Our staffer, who had traveled internationally, hadn’t yet been tested. But the medical information I had was to treat the case as if it were positive. That’s a warning an employer should always take seriously.
I called my mayor and delivered this message: we have to act fast. She drafted a letter declaring a state of emergency, which allows us to more quickly take protective actions.
If you are reading this, and your municipality is fortunate enough to not have had any cases yet, you are exactly in the position I was the day before our case. When that first case comes in, your town, faced with the immediate presence of COVID-19, will face the same kinds of pressures and the same kinds of attitudes that we did. Just like the virus, you are not immune from the realities of crisis management and the emotions they bring.
Count on your phone to explode with calls and texts.
At one point, I couldn’t use my phone because so many incoming text messages were popping up in rapid succession, preventing me from accessing the keyboard screen. Plan to have way of dealing with that. If you have a second line available, it’s a good idea to get it ready.
When I could speak to people, they were often yelling at me. There were calls from businesses, naturally worried about losing customers and revenue. But most troubling were the calls from state officials, who were very critical of our decision, saying we were premature or overreacting. As was clear to us then—and should be clear to everyone now—we were not. The employee’s job put her in contact with a sizeable vulnerable population. Although our demographic has been trending a bit younger, our senior population (those 65 or over) stands at about 16 percent.

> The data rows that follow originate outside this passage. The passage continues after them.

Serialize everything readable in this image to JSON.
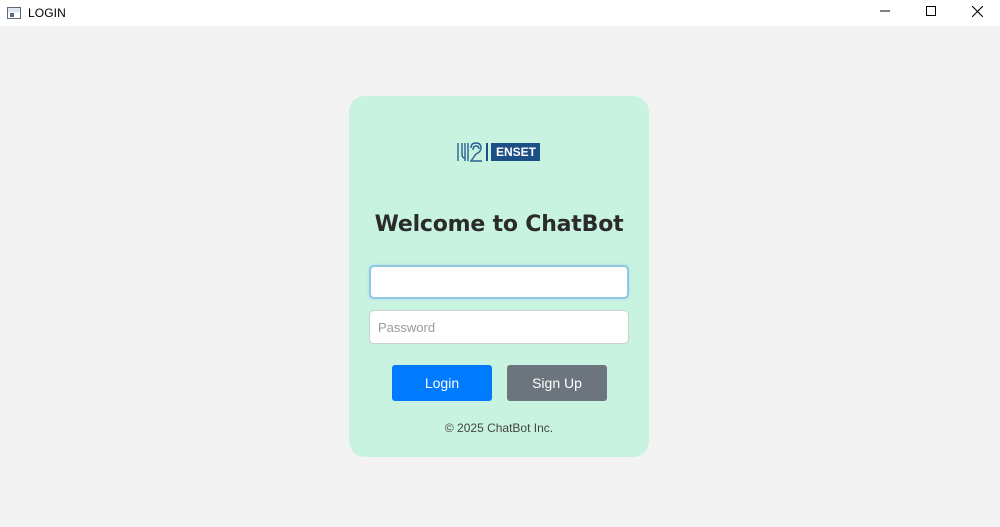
{
  "window": {
    "title": "LOGIN",
    "icon": "app-window-icon",
    "controls": [
      "minimize-icon",
      "maximize-icon",
      "close-icon"
    ]
  },
  "card": {
    "logo": {
      "text": "ENSET",
      "mark_text": "UH2",
      "color": "#1c4f86"
    },
    "heading": "Welcome to ChatBot",
    "username": {
      "value": "",
      "placeholder": ""
    },
    "password": {
      "value": "",
      "placeholder": "Password"
    },
    "login_label": "Login",
    "signup_label": "Sign Up",
    "footer": "© 2025 ChatBot Inc."
  },
  "colors": {
    "background": "#f3f3f3",
    "card": "#c9f3e1",
    "login_button": "#007bff",
    "signup_button": "#6c757d",
    "focus_border": "#8fc9dd"
  }
}
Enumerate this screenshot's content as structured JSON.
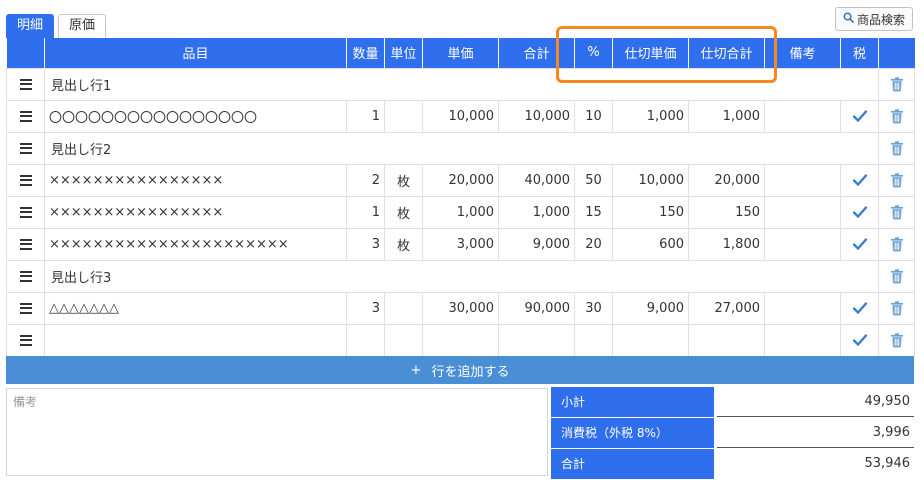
{
  "tabs": [
    {
      "label": "明細",
      "active": true
    },
    {
      "label": "原価",
      "active": false
    }
  ],
  "search_button": {
    "label": "商品検索",
    "icon": "search-icon"
  },
  "columns": {
    "item": "品目",
    "qty": "数量",
    "unit": "単位",
    "price": "単価",
    "amount": "合計",
    "pct": "%",
    "cost_price": "仕切単価",
    "cost_total": "仕切合計",
    "remarks": "備考",
    "tax": "税"
  },
  "rows": [
    {
      "type": "heading",
      "label": "見出し行1"
    },
    {
      "type": "item",
      "item": "〇〇〇〇〇〇〇〇〇〇〇〇〇〇〇〇",
      "qty": "1",
      "unit": "",
      "price": "10,000",
      "amount": "10,000",
      "pct": "10",
      "cost_price": "1,000",
      "cost_total": "1,000",
      "remarks": "",
      "taxed": true
    },
    {
      "type": "heading",
      "label": "見出し行2"
    },
    {
      "type": "item",
      "item": "××××××××××××××××",
      "qty": "2",
      "unit": "枚",
      "price": "20,000",
      "amount": "40,000",
      "pct": "50",
      "cost_price": "10,000",
      "cost_total": "20,000",
      "remarks": "",
      "taxed": true
    },
    {
      "type": "item",
      "item": "××××××××××××××××",
      "qty": "1",
      "unit": "枚",
      "price": "1,000",
      "amount": "1,000",
      "pct": "15",
      "cost_price": "150",
      "cost_total": "150",
      "remarks": "",
      "taxed": true
    },
    {
      "type": "item",
      "item": "××××××××××××××××××××××",
      "qty": "3",
      "unit": "枚",
      "price": "3,000",
      "amount": "9,000",
      "pct": "20",
      "cost_price": "600",
      "cost_total": "1,800",
      "remarks": "",
      "taxed": true
    },
    {
      "type": "heading",
      "label": "見出し行3"
    },
    {
      "type": "item",
      "item": "△△△△△△△",
      "qty": "3",
      "unit": "",
      "price": "30,000",
      "amount": "90,000",
      "pct": "30",
      "cost_price": "9,000",
      "cost_total": "27,000",
      "remarks": "",
      "taxed": true
    },
    {
      "type": "item",
      "item": "",
      "qty": "",
      "unit": "",
      "price": "",
      "amount": "",
      "pct": "",
      "cost_price": "",
      "cost_total": "",
      "remarks": "",
      "taxed": true
    }
  ],
  "add_row": {
    "icon": "+",
    "label": "行を追加する"
  },
  "notes": {
    "placeholder": "備考",
    "value": ""
  },
  "summary": {
    "subtotal_label": "小計",
    "subtotal_value": "49,950",
    "tax_label": "消費税（外税 8%）",
    "tax_value": "3,996",
    "total_label": "合計",
    "total_value": "53,946"
  },
  "colors": {
    "header_blue": "#2f6fee",
    "add_row_blue": "#4a8fd6",
    "highlight_orange": "#f5891f",
    "check_blue": "#3a7bd5",
    "trash_blue": "#6a9ed6"
  }
}
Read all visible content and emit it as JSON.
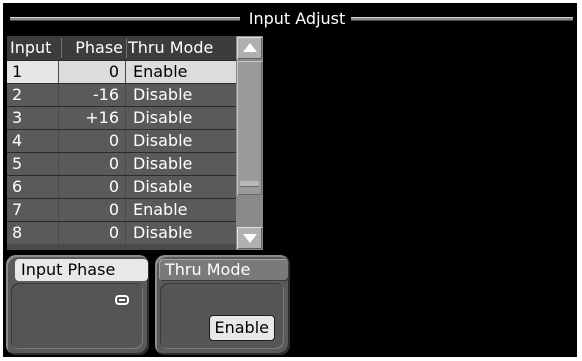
{
  "title": "Input Adjust",
  "table": {
    "headers": {
      "input": "Input",
      "phase": "Phase",
      "thru_mode": "Thru Mode"
    },
    "rows": [
      {
        "input": "1",
        "phase": "0",
        "thru_mode": "Enable",
        "selected": true
      },
      {
        "input": "2",
        "phase": "-16",
        "thru_mode": "Disable"
      },
      {
        "input": "3",
        "phase": "+16",
        "thru_mode": "Disable"
      },
      {
        "input": "4",
        "phase": "0",
        "thru_mode": "Disable"
      },
      {
        "input": "5",
        "phase": "0",
        "thru_mode": "Disable"
      },
      {
        "input": "6",
        "phase": "0",
        "thru_mode": "Disable"
      },
      {
        "input": "7",
        "phase": "0",
        "thru_mode": "Enable"
      },
      {
        "input": "8",
        "phase": "0",
        "thru_mode": "Disable"
      }
    ]
  },
  "scrollbar": {
    "up_icon": "triangle-up-icon",
    "down_icon": "triangle-down-icon"
  },
  "panels": {
    "input_phase": {
      "label": "Input Phase",
      "icon": "knob-icon"
    },
    "thru_mode": {
      "label": "Thru Mode",
      "value": "Enable"
    }
  }
}
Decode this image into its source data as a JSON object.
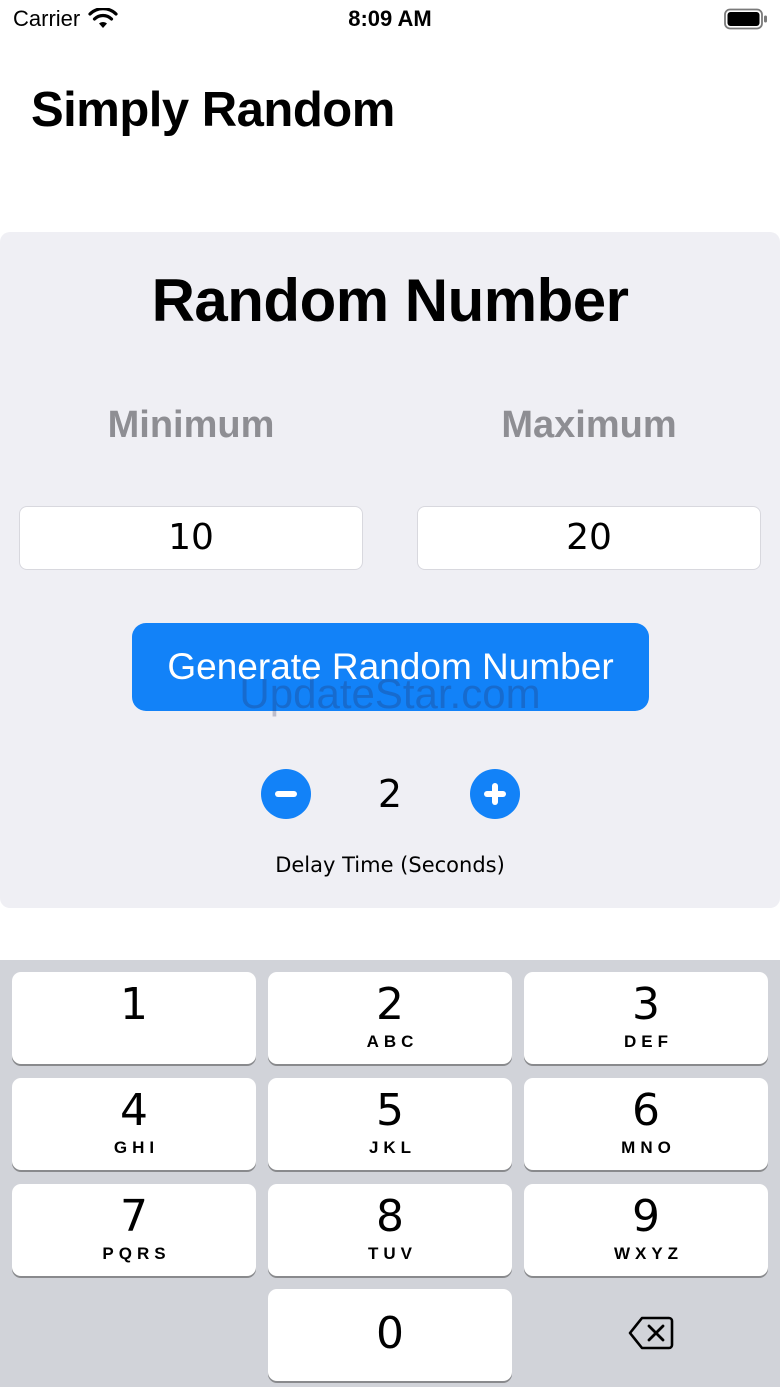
{
  "status_bar": {
    "carrier": "Carrier",
    "time": "8:09 AM",
    "wifi_icon": "wifi-icon",
    "battery_icon": "battery-icon"
  },
  "app_title": "Simply Random",
  "card": {
    "title": "Random Number",
    "minimum_label": "Minimum",
    "maximum_label": "Maximum",
    "minimum_value": "10",
    "maximum_value": "20",
    "generate_label": "Generate Random Number",
    "delay_value": "2",
    "delay_label": "Delay Time (Seconds)",
    "minus_icon": "minus-circle-icon",
    "plus_icon": "plus-circle-icon"
  },
  "watermark": "UpdateStar.com",
  "keyboard": {
    "keys": [
      {
        "digit": "1",
        "letters": ""
      },
      {
        "digit": "2",
        "letters": "ABC"
      },
      {
        "digit": "3",
        "letters": "DEF"
      },
      {
        "digit": "4",
        "letters": "GHI"
      },
      {
        "digit": "5",
        "letters": "JKL"
      },
      {
        "digit": "6",
        "letters": "MNO"
      },
      {
        "digit": "7",
        "letters": "PQRS"
      },
      {
        "digit": "8",
        "letters": "TUV"
      },
      {
        "digit": "9",
        "letters": "WXYZ"
      },
      {
        "digit": "0",
        "letters": ""
      }
    ],
    "delete_icon": "backspace-icon"
  },
  "colors": {
    "accent": "#1282f8",
    "card_bg": "#efeff4",
    "label_gray": "#8e8e93",
    "keyboard_bg": "#d1d3d9"
  }
}
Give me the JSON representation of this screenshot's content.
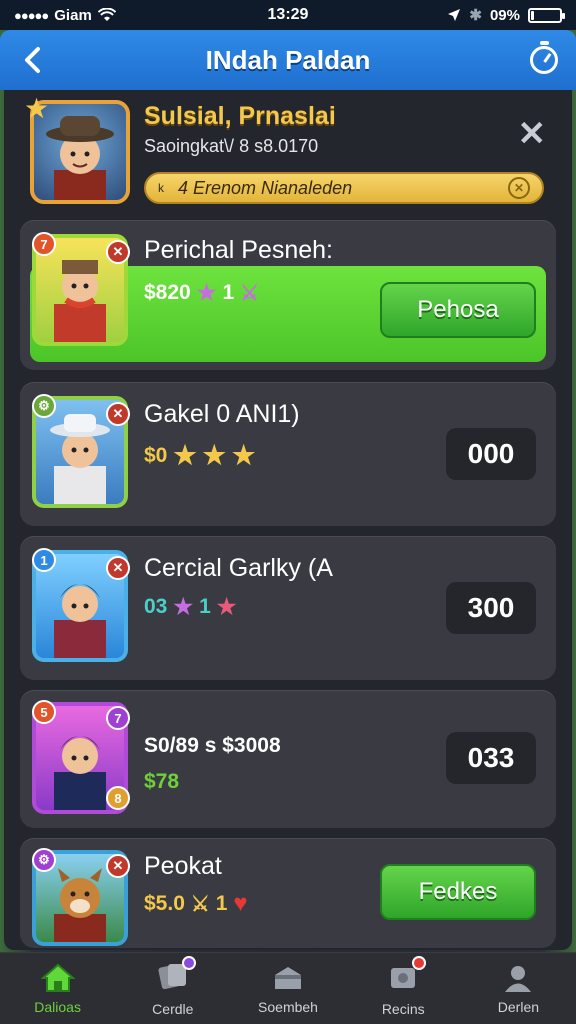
{
  "status_bar": {
    "carrier": "Giam",
    "time": "13:29",
    "battery": "09%",
    "battery_level": 0.09
  },
  "header": {
    "title": "INdah Paldan"
  },
  "profile": {
    "name": "Sulsial, Prnaslai",
    "subtitle": "Saoingkat\\/ 8 s8.0170",
    "quest_prefix": "k",
    "quest_text": "4 Erenom Nianaleden"
  },
  "cards": [
    {
      "name": "Perichal Pesneh:",
      "price": "$820",
      "extra": "1",
      "button": "Pehosa",
      "badge_tl": "7",
      "highlighted": true
    },
    {
      "name": "Gakel 0 ANI1)",
      "price": "$0",
      "count": "000",
      "badge_tl": ""
    },
    {
      "name": "Cercial Garlky (A",
      "price": "03",
      "extra": "1",
      "count": "300",
      "badge_tl": "1"
    },
    {
      "line1": "S0/89 s $3008",
      "line2": "$78",
      "count": "033",
      "badge_tl": "5",
      "badge_tr": "7",
      "badge_br": "8"
    },
    {
      "name": "Peokat",
      "price": "$5.0",
      "extra": "1",
      "button": "Fedkes"
    }
  ],
  "tabs": [
    {
      "label": "Dalioas",
      "icon": "home-icon",
      "active": true
    },
    {
      "label": "Cerdle",
      "icon": "cards-icon",
      "active": false
    },
    {
      "label": "Soembeh",
      "icon": "chest-icon",
      "active": false
    },
    {
      "label": "Recins",
      "icon": "gift-icon",
      "active": false
    },
    {
      "label": "Derlen",
      "icon": "profile-icon",
      "active": false
    }
  ],
  "colors": {
    "accent": "#2f8ae6",
    "highlight_green": "#5fd93a",
    "gold": "#f4c84a"
  }
}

As town manager, it was the most challenging moment of my career. I came down on the side of safety. “If I don’t react, and it is something, I’m dead,” I thought to myself. The WHO declared a pandemic on March 11, and confirmation of our case came the next day.
Deliver your message with a personal touch.
People want to hear critical information directly from you, not just via TV or email. We used a technology called a “Telephone Town Hall,” a way to place a call to every phone line in town and invite them to a live, interactive forum. We had about 1,200 people on this call, which is kind of like a radio show delivered over the phone, which is about double our population. We had a representative on the line from the health department to answer questions directly.
Other actions we have taken:
• We set up a call center to handle questions from our elderly, who aren’t always comfortable with email.
• We partnered with local religious organizations to arrange for food (including Kosher meals) to be delivered to residents with immediate needs. We also maintained a list of food delivery services on our website.
• We reached out to three major hotels to help them with Miami-Dade County’s closure order.
Be ready for the questions you can’t answer.
People asked—demanded, even—that we release the name of the employee. They were insistent. We stood firm to protect our staffer’s medical privacy right, and you should, too. As an employer, let your staff and the community know of your commitment to respect your employees’ privacy.
Operationally, we have made adjustments even as our county mayor and governor have issued updated emergency orders. We continue to operate essential functions using our stocks of protective equipment and a six-foot distance.
Like everyone else, we are trying to anticipate needs as we stare into a future that in so many ways becomes more and more unimaginable every passing day.